Vonovia sollte die Sorgen der Mieter ernst nehmen

WAZ-Redakteur Michael Weeke kommentiert.

WAZ-Redakteur Michael Weeke kommentiert.

Foto: WAZ

Bochum.   Debatte um Mieterhöhungen nach Modernisierungen kommt auf. Auch ein Dax-Konzern sollte sich kümmern.

Natürlich ist der Tag der Eröffnung der neuen Vonovia-Zentrale ein willkommener Anlass, um Kritik zu äußern. Rolf Buch tat gut daran, dies ganz offensiv wahrzunehmen. Mehr noch, er ging auf die Vertreter der Mieterverbände zu, die ihm kurz zuvor noch vorgeworfen hatten, er nehme ihre Kritik gar nicht wahr.

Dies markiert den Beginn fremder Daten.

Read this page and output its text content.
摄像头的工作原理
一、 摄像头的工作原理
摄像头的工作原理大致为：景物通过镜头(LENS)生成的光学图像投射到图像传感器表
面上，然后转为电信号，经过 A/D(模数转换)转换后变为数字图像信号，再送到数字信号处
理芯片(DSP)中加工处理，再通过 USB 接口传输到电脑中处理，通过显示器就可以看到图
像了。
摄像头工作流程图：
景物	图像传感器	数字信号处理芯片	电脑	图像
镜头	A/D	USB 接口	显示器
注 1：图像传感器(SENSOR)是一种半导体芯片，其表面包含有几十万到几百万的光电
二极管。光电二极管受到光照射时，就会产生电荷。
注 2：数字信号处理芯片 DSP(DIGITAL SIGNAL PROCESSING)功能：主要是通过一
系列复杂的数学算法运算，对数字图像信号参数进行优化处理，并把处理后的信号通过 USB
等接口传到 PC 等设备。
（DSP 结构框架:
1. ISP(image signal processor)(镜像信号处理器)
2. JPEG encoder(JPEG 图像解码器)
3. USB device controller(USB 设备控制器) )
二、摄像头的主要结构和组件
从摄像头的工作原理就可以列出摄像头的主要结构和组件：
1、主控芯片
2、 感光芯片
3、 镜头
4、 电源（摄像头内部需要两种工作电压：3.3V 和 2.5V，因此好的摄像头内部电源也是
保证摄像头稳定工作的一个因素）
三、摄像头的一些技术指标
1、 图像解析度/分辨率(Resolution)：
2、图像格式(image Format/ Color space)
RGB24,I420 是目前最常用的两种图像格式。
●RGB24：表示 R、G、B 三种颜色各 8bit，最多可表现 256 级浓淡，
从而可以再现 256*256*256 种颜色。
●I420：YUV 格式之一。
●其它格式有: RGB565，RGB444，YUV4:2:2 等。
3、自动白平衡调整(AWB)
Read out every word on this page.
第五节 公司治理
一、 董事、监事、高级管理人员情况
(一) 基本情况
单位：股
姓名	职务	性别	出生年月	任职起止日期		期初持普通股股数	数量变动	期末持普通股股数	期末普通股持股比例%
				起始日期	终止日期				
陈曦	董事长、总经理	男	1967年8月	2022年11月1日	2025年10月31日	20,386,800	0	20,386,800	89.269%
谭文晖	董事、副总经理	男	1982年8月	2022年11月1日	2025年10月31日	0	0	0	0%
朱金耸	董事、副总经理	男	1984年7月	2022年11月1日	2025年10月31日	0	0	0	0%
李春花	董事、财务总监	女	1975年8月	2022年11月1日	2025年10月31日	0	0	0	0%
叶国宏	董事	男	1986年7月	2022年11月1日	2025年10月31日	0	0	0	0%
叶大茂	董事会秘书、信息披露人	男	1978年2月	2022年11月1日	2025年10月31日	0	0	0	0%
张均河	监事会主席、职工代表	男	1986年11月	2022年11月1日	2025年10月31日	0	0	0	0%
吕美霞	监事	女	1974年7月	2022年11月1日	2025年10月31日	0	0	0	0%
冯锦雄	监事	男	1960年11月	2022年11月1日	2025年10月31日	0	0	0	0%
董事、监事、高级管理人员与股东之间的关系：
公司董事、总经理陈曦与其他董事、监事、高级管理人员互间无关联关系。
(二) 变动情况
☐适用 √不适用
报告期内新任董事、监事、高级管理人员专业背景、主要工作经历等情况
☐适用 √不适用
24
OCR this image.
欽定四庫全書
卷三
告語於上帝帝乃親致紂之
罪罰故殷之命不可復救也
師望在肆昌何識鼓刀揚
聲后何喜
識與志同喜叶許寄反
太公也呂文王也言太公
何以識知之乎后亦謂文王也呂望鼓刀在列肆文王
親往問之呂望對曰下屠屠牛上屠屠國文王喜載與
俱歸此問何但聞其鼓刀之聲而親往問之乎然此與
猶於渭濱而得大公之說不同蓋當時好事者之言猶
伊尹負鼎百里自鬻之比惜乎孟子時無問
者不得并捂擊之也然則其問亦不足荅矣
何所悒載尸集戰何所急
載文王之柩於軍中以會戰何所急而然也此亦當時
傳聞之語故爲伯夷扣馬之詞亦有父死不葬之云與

Allein Gesten reichen nicht

Wahr ist allerdings auch, dass es allein mit solchen Gesten nicht getan ist. Selbst ein Dax-Konzern darf sich nicht zu fein sein, die kleinen Probleme ernst zu nehmen. Vor allem, wenn es dabei konkret um Anliegen von Menschen – den Mietern eben – geht.

Denn das wirkliche Kapital von Vonovia sind nicht die rund 394 000 Wohnungen und auch nicht der geschätzte Portofolio-Wert von rund 38,5 Milliarden Euro. Gäbe es die Menschen nicht, die bereit sind die Mieten zu zahlen, zählte all das andere kaum etwas.